Regina almost cried at the sight of the big, beautiful white house she had come to think of as home. It was where Henry first laughed, started to crawl, learned to walk. It was where they had pizza night and movie night and had monster chases that had Henry giggling and her walking barefoot in her stalkings.
She could hear him almost, calling to her, as her wounded feet continued to carry her up the driveway. She could hear him shouting, calling her mom. Regina was almost home.

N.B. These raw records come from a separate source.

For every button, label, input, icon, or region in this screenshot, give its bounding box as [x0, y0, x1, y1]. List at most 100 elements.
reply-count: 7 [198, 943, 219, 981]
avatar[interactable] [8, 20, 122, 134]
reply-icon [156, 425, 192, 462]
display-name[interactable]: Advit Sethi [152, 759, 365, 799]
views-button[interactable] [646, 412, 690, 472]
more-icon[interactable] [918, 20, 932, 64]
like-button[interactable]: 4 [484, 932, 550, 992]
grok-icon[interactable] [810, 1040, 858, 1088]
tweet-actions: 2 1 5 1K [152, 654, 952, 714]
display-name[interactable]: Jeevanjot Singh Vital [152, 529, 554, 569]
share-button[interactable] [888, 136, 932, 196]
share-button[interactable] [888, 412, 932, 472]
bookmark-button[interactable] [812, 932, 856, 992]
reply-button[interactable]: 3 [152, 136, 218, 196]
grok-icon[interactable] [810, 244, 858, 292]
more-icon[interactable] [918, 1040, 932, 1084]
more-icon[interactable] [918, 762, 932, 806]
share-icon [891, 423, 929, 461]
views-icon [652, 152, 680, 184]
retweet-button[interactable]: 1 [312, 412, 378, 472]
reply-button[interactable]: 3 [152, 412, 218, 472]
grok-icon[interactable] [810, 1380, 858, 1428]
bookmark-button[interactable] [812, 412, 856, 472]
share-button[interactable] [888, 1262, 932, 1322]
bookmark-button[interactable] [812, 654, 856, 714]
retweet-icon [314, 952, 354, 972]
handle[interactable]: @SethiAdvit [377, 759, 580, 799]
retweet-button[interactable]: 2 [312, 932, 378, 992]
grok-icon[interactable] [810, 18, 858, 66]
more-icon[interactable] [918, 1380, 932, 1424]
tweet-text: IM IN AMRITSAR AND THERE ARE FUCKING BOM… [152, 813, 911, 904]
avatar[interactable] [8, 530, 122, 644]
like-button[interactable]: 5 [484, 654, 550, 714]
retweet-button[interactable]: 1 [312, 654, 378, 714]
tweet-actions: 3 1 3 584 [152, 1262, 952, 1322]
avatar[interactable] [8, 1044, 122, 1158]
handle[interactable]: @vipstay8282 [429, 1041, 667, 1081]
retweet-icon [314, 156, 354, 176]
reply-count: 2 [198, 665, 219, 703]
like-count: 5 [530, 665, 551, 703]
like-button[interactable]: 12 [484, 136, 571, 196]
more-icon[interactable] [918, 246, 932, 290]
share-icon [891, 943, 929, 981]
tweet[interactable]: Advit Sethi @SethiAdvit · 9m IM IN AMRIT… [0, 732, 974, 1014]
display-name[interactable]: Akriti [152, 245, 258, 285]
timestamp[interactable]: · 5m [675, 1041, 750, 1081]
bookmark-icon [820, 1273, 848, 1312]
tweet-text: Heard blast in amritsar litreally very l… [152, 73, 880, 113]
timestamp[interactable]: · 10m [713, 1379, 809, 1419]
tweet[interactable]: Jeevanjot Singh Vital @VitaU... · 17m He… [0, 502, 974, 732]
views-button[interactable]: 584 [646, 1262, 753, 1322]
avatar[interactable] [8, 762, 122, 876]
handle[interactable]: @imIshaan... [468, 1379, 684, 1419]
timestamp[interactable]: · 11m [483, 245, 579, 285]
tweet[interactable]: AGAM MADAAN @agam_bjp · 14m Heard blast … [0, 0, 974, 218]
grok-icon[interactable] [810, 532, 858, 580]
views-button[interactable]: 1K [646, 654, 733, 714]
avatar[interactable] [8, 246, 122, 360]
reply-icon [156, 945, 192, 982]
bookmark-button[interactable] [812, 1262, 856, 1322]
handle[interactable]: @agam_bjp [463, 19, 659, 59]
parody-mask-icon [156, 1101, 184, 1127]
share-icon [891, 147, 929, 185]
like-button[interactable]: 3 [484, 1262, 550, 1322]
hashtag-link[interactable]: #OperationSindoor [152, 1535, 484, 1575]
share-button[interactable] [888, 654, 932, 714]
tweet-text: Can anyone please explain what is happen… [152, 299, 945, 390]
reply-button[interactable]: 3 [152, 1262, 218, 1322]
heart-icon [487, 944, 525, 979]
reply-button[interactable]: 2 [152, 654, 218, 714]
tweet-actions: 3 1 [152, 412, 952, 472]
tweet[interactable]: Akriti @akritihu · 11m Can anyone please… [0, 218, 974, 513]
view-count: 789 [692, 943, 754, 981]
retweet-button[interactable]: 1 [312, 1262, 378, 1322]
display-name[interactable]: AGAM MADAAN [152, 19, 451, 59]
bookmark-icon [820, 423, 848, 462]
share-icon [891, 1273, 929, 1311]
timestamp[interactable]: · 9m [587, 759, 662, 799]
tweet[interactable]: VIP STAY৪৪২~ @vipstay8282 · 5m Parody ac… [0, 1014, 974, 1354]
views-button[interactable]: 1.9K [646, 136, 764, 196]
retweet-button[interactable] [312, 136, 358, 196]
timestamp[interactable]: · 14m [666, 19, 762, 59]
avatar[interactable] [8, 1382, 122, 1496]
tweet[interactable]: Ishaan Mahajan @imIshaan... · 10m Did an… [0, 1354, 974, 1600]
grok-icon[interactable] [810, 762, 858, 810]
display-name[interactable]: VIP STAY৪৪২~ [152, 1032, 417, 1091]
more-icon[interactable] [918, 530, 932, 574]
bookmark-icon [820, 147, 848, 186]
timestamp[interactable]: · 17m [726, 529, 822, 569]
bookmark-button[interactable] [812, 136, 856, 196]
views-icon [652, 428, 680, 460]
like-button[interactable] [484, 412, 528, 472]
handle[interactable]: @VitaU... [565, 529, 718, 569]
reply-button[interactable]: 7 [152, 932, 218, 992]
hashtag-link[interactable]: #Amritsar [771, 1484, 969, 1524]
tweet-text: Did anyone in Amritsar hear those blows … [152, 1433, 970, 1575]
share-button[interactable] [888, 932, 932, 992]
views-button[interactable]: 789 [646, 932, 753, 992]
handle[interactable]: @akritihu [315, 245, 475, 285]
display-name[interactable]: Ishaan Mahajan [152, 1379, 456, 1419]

Arms circled her waist and hugged her tight and she realized that it was not a ghostly Henry calling her home. It was really her son and he was there, holding her tight. She folded her arms over his only briefly, before the urge to turn and embrace him properly won over her desire to never let him go.
He felt so good in her arms, so grown, his head already well over her shoulder. And he was hugging her tight and it had been so long since he had done that… Regina just cried and hugged him back.
She held him even tighter when she caught sight of Snow and her idiot husband and Emma with Ruby running up the same driveway she had painstakingly walked up only moments before. The fear of losing Henry was real and had already come true and the Charming brigade only served to remind her of that horrible fact. While Henry continued to hug her, she would not let him go. Regina wasn't ready to break this still moment in time and let reality back in.
Not yet.
.
.
Regina looked like crap.
Snow felt really uncharitable thinking about it, but it was the truth. Her hair was longer than she had ever worn as mayor, though definitely not quite as long as she had sported in the Enchanted Forest. It hadn't been styled in quite a while and she could see, even from this distance, that it was brittle and damaged. And one big knot that would take hours to sort.
Her arms had bruises and cuts, her feet were bare and dirty and a little bit bloody, her dress in tatters. The thing that called to her, though, was not those details that proved Regina had spent a long time lost in that hellish land. It was her face. Also marred with bruises and cuts, streaked with tears, Regina had haunted eyes that sparked with fear as they glanced at them.
Regina was afraid.
"Well, she's back." David spoke, a little unsure if that was a good thing or a bad thing and Snow got a little angry at him for the comment.
"That's good. That's wonderful", she made sure to point out, keeping her gaze on Regina, who continued to hold Henry tight, eyes on them.
"Yeah", Emma echoed, though her tone resembled more her father's than her mothers. She cleared her throat, straightened her back and Snow turned to see her daughter bracing herself. "It is wonderful." This time she sounded like she meant it and Snow was glad.
She smiled at her daughter and turned that smile to Regina, who looked confused and yet, hopeful. Snow couldn't remember the last time she had seen hope in her stepmother's eyes.